Aperitivo turns dangerous

I realise that I still haven’t posted any pictures yet of this phenomenon – or at least no photos that really represent it (my flatmate wrote, “I need photos… otherwise it hasn’t happened”) – but I must note that I have already discovered* the dark underbelly of aperitivo.

That is namely that you don’t really eat it. There are several reasons for this:

1. The food is honestly not that good. Okay, it’s Italian, so it’s not that bad. But there are things like little sliced up hot-dog-like sausages, mixed with rice and what appear to be frozen peas. There is old pasta (I think it might be from the night before). There are chicken wings (which can be tasty but I don’t feel like eating them lately). There is also old bread. (All of these are real dishes I have personally encountered at aperitivo in the past 2 weeks.) So it’s not great. Sorry to disappoint. But it’s kind of a relief that it’s not that great because otherwise I really would have no idea how these places make any money. It’s a weird model: Italians don’t drink tons of drinks in a row, so you’re not making much money on booze (although, okay, the drinks are 10 Euros), and then you have to put out a whole spread of food.

2. Italians aren’t greedy pigs, so they don’t eat like plates of food just because it’s free. This is probably why the aperitivo model has never taken off in, say, Virginia (no offense, but I’ve been to the places my dad calls HOGs – Houses of Gluttony, a.k.a. the all-you-can-eat buffet). On the other hand, of course, Americans would also be tempted to drink more so it’s hard to say what would win in that – profits on booze or losses on gluttony.

Anyway, all of that means that you are out for many hours in the evening after work, not really eating, and having a few drinks. This isn’t a really dangerous problem because, as noted in Point 1, Italians aren’t exactly rushing off for more drinks every 30 minutes. In fact, this means that Milan’s aperitivo culture has is significantly less dangerous than, say, the British male-dominated pub culture (i.e., you go to the pub and drink pints every 30 minutes and never have any food). 

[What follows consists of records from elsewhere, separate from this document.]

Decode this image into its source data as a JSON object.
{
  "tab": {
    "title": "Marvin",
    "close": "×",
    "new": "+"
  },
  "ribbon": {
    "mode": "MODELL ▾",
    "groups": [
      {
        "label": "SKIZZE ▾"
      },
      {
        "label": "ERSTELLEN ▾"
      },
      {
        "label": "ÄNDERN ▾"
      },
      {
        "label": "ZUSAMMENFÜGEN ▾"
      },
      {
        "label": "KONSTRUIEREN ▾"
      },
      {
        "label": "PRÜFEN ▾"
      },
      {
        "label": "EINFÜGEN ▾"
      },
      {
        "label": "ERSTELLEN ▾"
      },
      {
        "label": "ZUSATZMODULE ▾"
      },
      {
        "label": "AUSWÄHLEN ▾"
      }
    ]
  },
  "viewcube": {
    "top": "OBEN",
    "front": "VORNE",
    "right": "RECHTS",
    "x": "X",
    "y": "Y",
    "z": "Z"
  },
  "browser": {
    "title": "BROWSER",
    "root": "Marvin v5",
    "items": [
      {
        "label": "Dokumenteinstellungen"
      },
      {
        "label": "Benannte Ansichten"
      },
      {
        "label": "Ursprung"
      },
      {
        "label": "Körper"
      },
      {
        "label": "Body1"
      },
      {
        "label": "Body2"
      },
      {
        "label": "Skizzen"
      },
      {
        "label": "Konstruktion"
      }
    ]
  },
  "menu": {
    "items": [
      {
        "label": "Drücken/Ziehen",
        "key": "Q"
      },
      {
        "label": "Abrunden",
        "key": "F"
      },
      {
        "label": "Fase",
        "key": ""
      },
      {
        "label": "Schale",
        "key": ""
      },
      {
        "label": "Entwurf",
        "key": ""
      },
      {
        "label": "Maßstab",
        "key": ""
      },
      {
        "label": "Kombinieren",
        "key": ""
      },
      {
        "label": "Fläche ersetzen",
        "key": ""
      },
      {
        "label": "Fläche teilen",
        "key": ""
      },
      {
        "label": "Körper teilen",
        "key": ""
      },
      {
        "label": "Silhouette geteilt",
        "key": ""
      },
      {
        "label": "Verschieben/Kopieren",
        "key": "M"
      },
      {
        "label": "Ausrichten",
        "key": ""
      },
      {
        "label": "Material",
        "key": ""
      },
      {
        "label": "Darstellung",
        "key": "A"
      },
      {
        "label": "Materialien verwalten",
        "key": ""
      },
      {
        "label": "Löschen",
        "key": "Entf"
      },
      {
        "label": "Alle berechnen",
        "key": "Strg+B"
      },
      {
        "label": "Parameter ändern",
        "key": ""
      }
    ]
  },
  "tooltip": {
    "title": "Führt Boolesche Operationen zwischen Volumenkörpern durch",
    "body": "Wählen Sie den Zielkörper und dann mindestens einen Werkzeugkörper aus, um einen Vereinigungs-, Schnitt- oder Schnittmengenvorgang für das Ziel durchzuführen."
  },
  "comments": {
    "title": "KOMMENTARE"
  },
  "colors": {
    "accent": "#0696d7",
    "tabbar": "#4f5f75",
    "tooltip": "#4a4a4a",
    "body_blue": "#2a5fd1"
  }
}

I’m just saying you have to be careful.

* It’s interesting we have both “discovered” and “uncovered”, when both dis- and un- mean very similar things, right? And they have almost – but not completely – identical meanings. I went with “discovered” in this case to avoid two words starting with un- in this sentence, but either would have worked. I don’t really know where this aside is going.